The hard road to self-sufficiency is to do less hand-holding in certain cases. If users adopt an overly service-oriented approach to tech staff, then we sometimes simply refuse to resolve the problem ourselves and instead teach a solution that they may implement themselves. I wish there were an easier way to teach this lesson, but it sometimes is necessary to remind users of their responsibility to learn more about the computer system that they are using. Sometimes, one must work delicatly to avoid pissing off a user who has a frustrating problem that needs attention.

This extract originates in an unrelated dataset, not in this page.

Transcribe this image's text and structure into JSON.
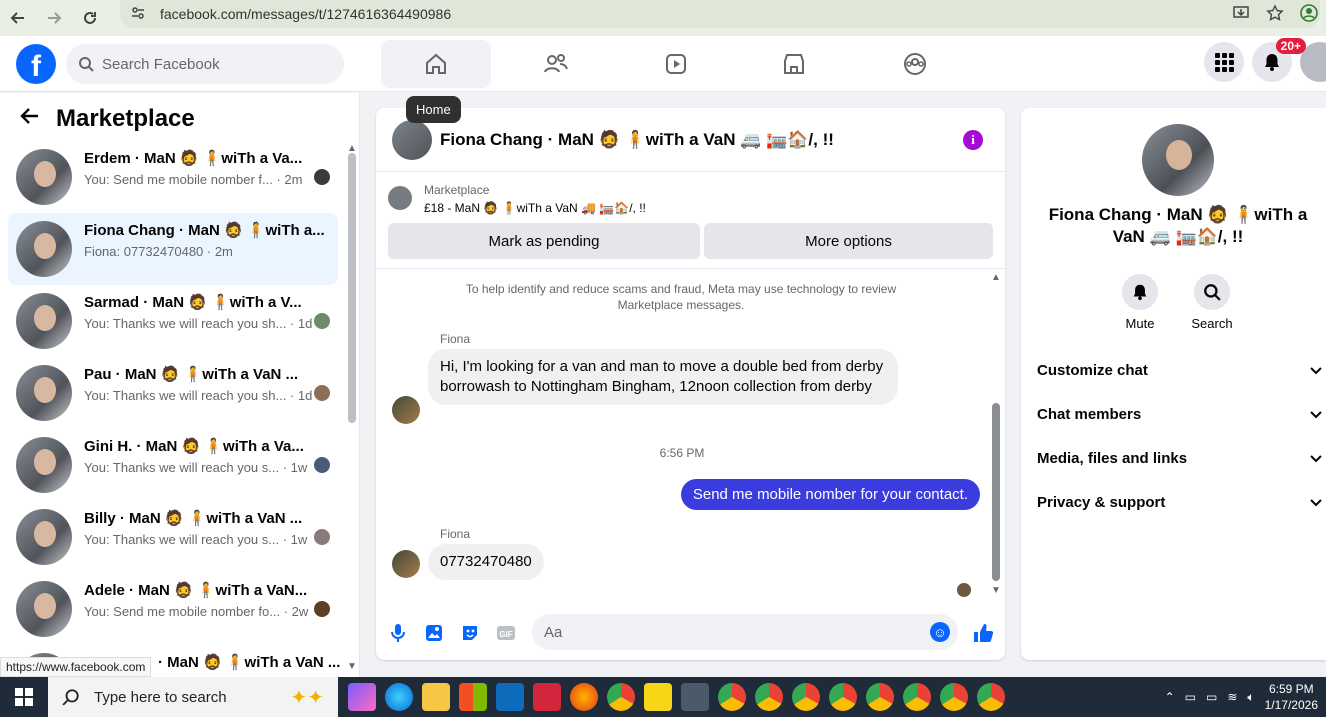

Sometimes, users conceive of the tech team as a service center that exists solely to fix problems. We prefer to think of ourselves as builders of systems and trainers of users. We create the capacity to get things done both in terms of the capabilities of our systems and the knowledge of our users. As school technology programs grow larger, it becomes impossible for a handful of tech professionals to resolve every problem that occurs on campus, nor is it consistent with our educational mission to do so. Students use their computers off-campus, during the summer, and in college. They should learn to manage their equipment while with us in secondary school.
Students and adults often hold another interesting misconception that confounds this issue: that computers behave in a predictable, rational manner. I am often asked, “will this solve the problem every time?” or even “why did this happen?” Most often, we don’t know the answers. We resolve many problems through trial-and-error and workarounds. Sometimes, this characterizes our entire approach to the field. I am not sure what is the best way to teach against this misconception that computers are orderly, but it throws many users for a loop.
I hope that increased communication with users will help build a road to self-sufficiency. After all, tech professionals typically consult external documentation on a regular basis to solve unusual problems. I am probably going to start a department blog or Moodle site as I did at UHS in order to keep the user community abreast of tips and important changes on our network. I would also like to try building a school tech knowledgebase for the first time — install good knowledgebase software and take user submissions to help build a library of commonly-encountered problems and step-by-step solutions. It would be great to direct users to this resource and build a habit of checking documentation before asking for help.